Subsequently, we construct an interdisciplinary graph where nodes represent topics and edges indicate the frequency of co-occurrences derived from the training corpus. Figure 2 shows the step-by-step process that leads to the creation of this graph. In this graph, edges connecting engineering and biology topics serve as interdisciplinary “weights,” revealing meaningful cross-domain links. Frequency thresholds are applied to highlight balanced, non-trivial connections that guide the identification of novel cross-domain opportunities.

In our implementation, we begin by constructing a topic association table that links each document’s primary topic with every secondary topic present in the document. When a secondary topic meets our criteria, an edge is established between the primary and secondary topics. The edge weight is determined by counting each occurrence of their co-occurrence—so if Topic A and Topic B appear together in five documents, their edge weight is 5. This straightforward, count-based method effectively normalizes the association frequency across our dataset.

Topic modeling relied on BERTopic, driven by all-MiniLM-L6-v2 sentence-transformer embeddings and a CountVectorizer (English stop-words; vocabulary terms appearing \(\ge 15\) times). Dimensionality reduction used UMAP (\(n_{\text {neighbors}}=15\), \(n_{\text {components}}=5\), metric = cosine, random_state = 42), and clustering followed with HDBSCAN (min_cluster_size = 10). Topics were constrained to min_topic_size = 50, extracted with top_n_words = 10, and accompanied by document–topic probability estimates; a global seed of 42 ensured reproducibility.

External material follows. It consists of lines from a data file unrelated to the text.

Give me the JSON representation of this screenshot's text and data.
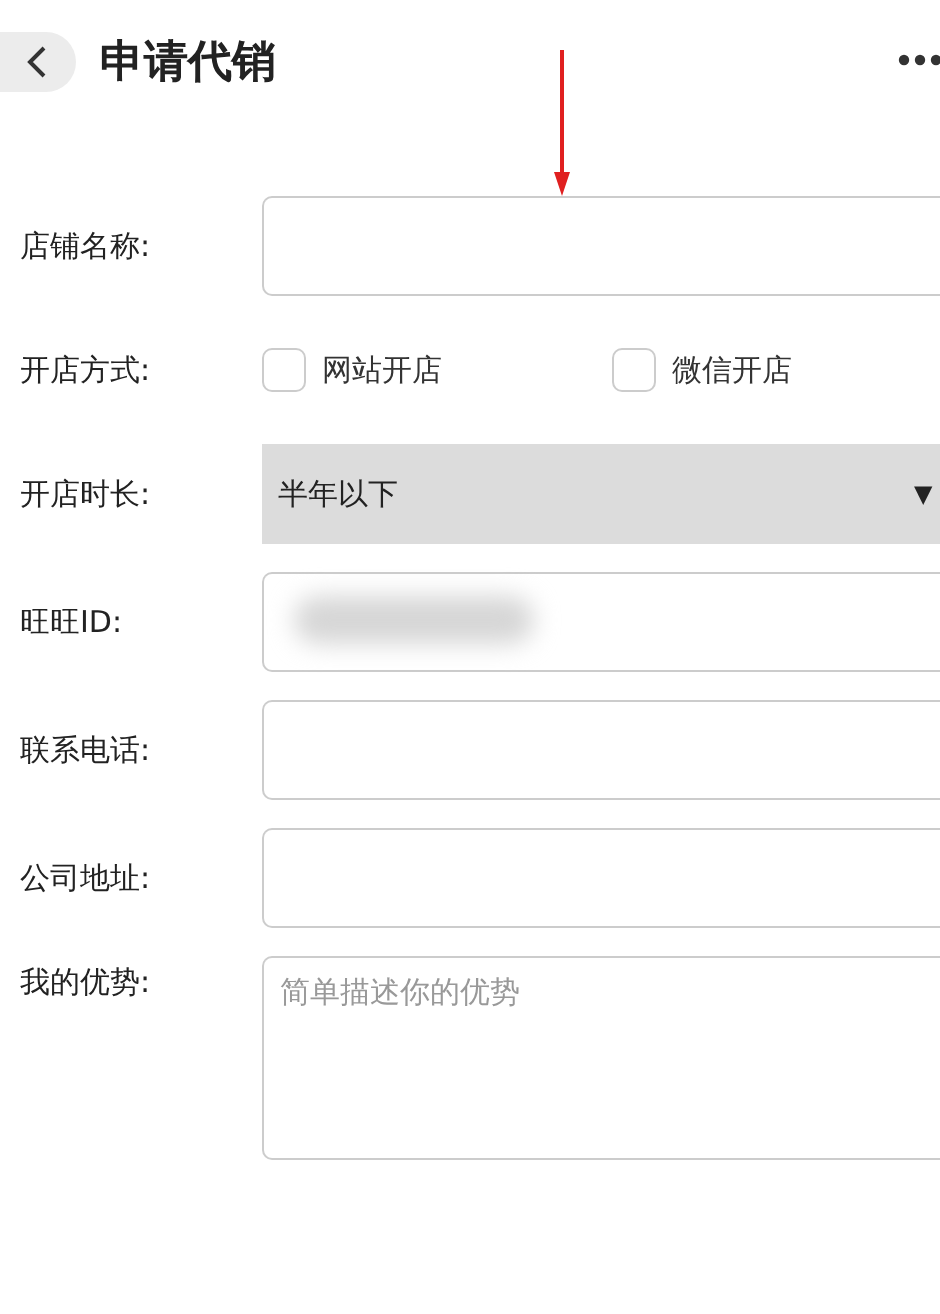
{
  "header": {
    "title": "申请代销"
  },
  "form": {
    "rows": [
      {
        "kind": "text",
        "label": "店铺名称:",
        "value_hidden": false
      },
      {
        "kind": "checks",
        "label": "开店方式:",
        "options": [
          {
            "label": "网站开店",
            "checked": false
          },
          {
            "label": "微信开店",
            "checked": false
          }
        ]
      },
      {
        "kind": "select",
        "label": "开店时长:",
        "value": "半年以下",
        "arrow": "▼"
      },
      {
        "kind": "text",
        "label": "旺旺ID:",
        "value_hidden": true
      },
      {
        "kind": "text",
        "label": "联系电话:",
        "value_hidden": false
      },
      {
        "kind": "text",
        "label": "公司地址:",
        "value_hidden": false
      },
      {
        "kind": "textarea",
        "label": "我的优势:",
        "placeholder": "简单描述你的优势"
      }
    ]
  }
}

The model was configured with a minimum topic size of 10 and a maximum number of topics capped at 1000 to balance granularity with interpretability.

We then inspected the topic–edge-weight histogram and trimmed any topic (or topic pair) whose weight lay outside one standard deviation of the mean—here, \(76 \le w \le 308\)—thereby attempting to suppress dominant “catch-all” clusters.

As a concrete example, consider that our function iterates over the topic association table, assigning each valid topic as a node in the graph and computing edge weights. In one instance, the topic labeled ’Topic 109’ was found to have an edge with ’Topic 327’ with a weight of 5—illustrating how recurring co-occurrences across documents are captured in the graph structure.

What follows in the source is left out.